I inadvertently sent Nick on a wild goose chase for Toulouse sausages, which were nowhere to be found on Sunday morning. Finally he just asked a butcher for a sausage he could put in cassoulet, and came home with three beautiful, handmade links and a few thick slices of pork belly.
While the beans simmered in a mixture of veal stock and water with an oignon piqué and some thyme, I trimmed the pork belly and threw the skin and bony bits in with the beans. The rest I chopped into lardons which I started cooking over low heat in a good layer of duck fat. When they were nice and crisp, I moved them to a paper towel-lined bowl to drain and began browning the sausages. After that, the duck confit went in to crisp the skin (for snacking purposes) and to warm through (to make the shredding step easier). Then, I drained off most of the fat, reserving it for later, and added some diced onions and carrots to the pot to pick up the fond that had formed. The vegetables softened and the bottom of the pot now clean, several cloves of garlic jumped in to join the party. Meanwhile, I drained the tender-but-not-yet-fully-cooked beans, reserving that liquid as well. The vegetables and the crisped lardons went in with the beans, and I was finally ready to start assembling.
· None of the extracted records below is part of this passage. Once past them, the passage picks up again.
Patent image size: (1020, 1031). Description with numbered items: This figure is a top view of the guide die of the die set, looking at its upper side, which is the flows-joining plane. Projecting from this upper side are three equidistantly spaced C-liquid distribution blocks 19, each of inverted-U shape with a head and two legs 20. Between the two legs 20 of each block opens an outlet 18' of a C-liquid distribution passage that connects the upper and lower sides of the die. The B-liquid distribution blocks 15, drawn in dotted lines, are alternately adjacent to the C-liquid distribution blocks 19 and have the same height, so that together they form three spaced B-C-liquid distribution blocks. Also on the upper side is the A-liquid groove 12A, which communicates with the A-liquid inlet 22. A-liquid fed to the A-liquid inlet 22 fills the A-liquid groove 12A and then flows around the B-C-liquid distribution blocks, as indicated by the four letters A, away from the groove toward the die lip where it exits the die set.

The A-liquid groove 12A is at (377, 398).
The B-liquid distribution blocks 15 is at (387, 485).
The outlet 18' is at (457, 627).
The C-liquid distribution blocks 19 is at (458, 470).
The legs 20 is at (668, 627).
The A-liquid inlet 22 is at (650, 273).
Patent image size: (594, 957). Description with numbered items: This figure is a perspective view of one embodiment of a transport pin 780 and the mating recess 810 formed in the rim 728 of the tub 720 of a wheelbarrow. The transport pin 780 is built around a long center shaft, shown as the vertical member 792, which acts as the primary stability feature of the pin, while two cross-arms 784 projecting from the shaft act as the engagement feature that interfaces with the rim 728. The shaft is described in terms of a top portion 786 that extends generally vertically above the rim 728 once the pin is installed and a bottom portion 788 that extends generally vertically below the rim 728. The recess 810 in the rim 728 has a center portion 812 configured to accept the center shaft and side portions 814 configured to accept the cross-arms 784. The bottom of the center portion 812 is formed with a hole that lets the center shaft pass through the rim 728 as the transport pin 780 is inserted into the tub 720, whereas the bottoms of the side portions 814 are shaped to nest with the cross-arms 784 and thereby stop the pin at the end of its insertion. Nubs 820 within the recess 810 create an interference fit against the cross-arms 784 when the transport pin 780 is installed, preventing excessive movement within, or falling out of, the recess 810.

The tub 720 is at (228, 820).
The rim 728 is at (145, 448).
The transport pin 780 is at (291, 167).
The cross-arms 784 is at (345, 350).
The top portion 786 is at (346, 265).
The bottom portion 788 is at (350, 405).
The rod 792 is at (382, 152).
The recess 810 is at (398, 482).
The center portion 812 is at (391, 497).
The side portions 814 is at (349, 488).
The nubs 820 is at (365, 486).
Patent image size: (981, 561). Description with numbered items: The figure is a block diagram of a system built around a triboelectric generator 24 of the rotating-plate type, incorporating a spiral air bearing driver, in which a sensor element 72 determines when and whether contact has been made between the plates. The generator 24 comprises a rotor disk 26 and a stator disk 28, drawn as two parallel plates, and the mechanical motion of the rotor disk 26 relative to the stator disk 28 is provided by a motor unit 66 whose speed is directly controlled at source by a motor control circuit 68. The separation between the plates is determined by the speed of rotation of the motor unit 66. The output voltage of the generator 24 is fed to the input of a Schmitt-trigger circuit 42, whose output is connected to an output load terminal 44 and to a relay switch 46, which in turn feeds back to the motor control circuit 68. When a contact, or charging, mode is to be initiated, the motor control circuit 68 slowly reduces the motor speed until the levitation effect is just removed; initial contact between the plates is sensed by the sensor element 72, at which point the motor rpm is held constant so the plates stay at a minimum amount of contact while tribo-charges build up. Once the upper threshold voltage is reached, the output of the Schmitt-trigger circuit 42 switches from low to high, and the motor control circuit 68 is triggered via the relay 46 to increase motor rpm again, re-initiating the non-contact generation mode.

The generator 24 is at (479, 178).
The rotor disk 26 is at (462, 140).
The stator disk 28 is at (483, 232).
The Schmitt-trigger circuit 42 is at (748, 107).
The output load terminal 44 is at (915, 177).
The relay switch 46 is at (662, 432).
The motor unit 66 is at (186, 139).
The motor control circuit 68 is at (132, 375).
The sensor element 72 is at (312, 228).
1. Beans, Sausage, 2. Beans, Duck Confit, 3. More Beans
First a layer of fat, then beans, then hunks of sausage, followed by more beans, the shredded duck confit, and the rest of the beans to top it off. Between each layer I sprinkled salt and drizzled a bit more fat. At the end, I ladled the bean cooking liquid into the very full Dutch oven until I could see the level was just below the top of the beans. And into the oven my cassoulet went.